そんな事をしても良いのかとスズナに訊ねると――。
『地下迷宮では当然だ』
(ダンジョンゆえ、仕方なし)
――と回答されてしまった。
街の近くの癖にモンスターがいるなと思っていたが、どうやら、ここはダンジョンだったらしい。
「……ん、ダンジョン? 魔王の名前も、確かダンジョン……」
『喋っていないで探せ』
魔王『ダンジョン』との関連性について気になるものの、とりあえず宝探しを続ける。
とはいえ、ゴブリンは人間の装備を再利用し、粗雑ながら加工を行ってしまう。残っている物はそう多くない。
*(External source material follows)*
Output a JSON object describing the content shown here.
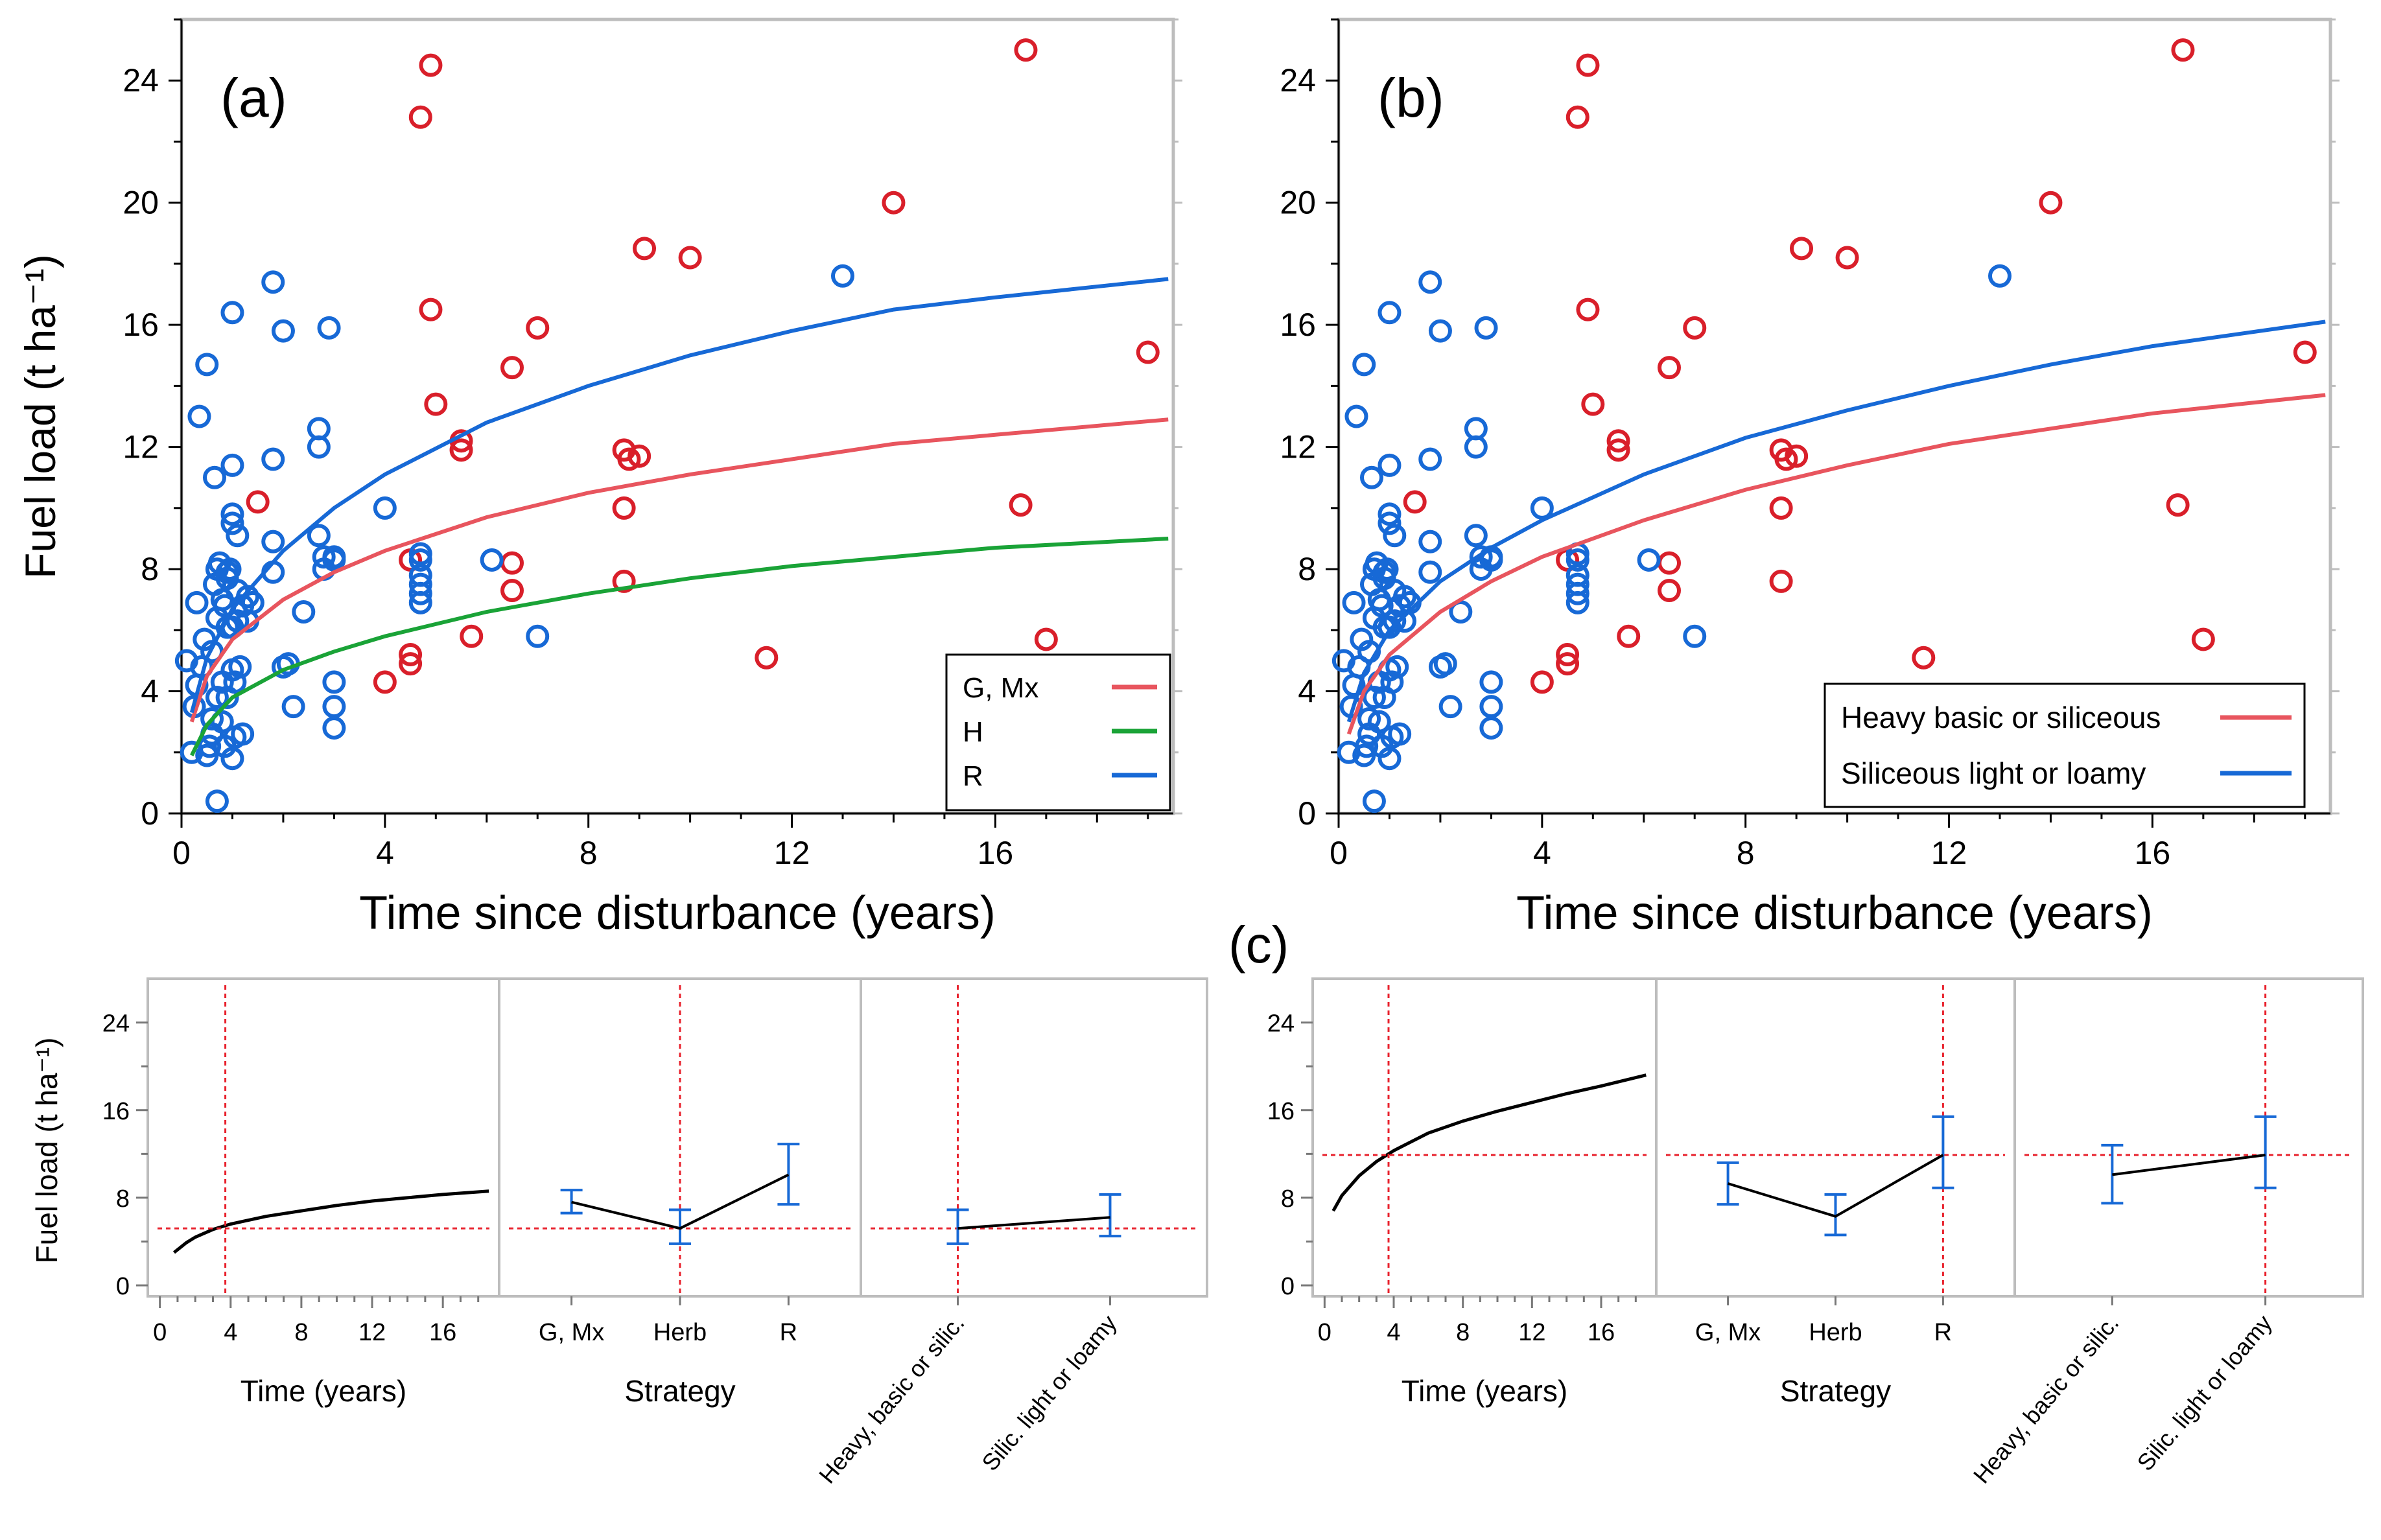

五分ほど探して集められたのは金貨一枚、銀貨二枚、銅貨十枚と少し。
丸い盾。
少し歯こぼれしたナイフ一本。
最後に、これが最も高価なのだろうが、ロングソードが落ちていた。
『状態は悪くありませんが、若が使うには長過ぎます。特別な武器ではありませんので、地上に持ち帰り売り払いましょう』
『他人の持ち物を売るのは心苦しいな。……それで、どの程度で売れるのだ?』
『新品で十マッカル金貨ぐらいならば、ニマッカル金貨ぐらいでしょう』
『本日の食事、宿代は稼げたか』
ロングソードは名前通り、長くて重い。
荷物運びが荷物を運ぶのは当然なので、ロングソードと丸い盾はリュックの背面に括りつけられた。
『そういえば、キョウチョウは武器がないと困っておったぞ。ロングソードを渡すのはどうだ?』
『武器を渡すのは反対です。若様』
『先のように不足の事態は起きるものだろう。キョウチョウは戦ってくれたし、悪い奴ではないと思うぞ』
『若様が強く望まれるのであれば……。ただ、貸し与えるのはロングソードではなく、ナイフがよろしいかと。私の短刀を使っていた姿を見る限り、この奴隷は、長物よりも取り回しの良い武器に適性があるでしょう』
重くなったリュックを背負っていると、スズナと話し合っていたアニッシュが手招きする。
何かくれるのかとあまり期待せずに近寄ると、本当にナイフを手渡された。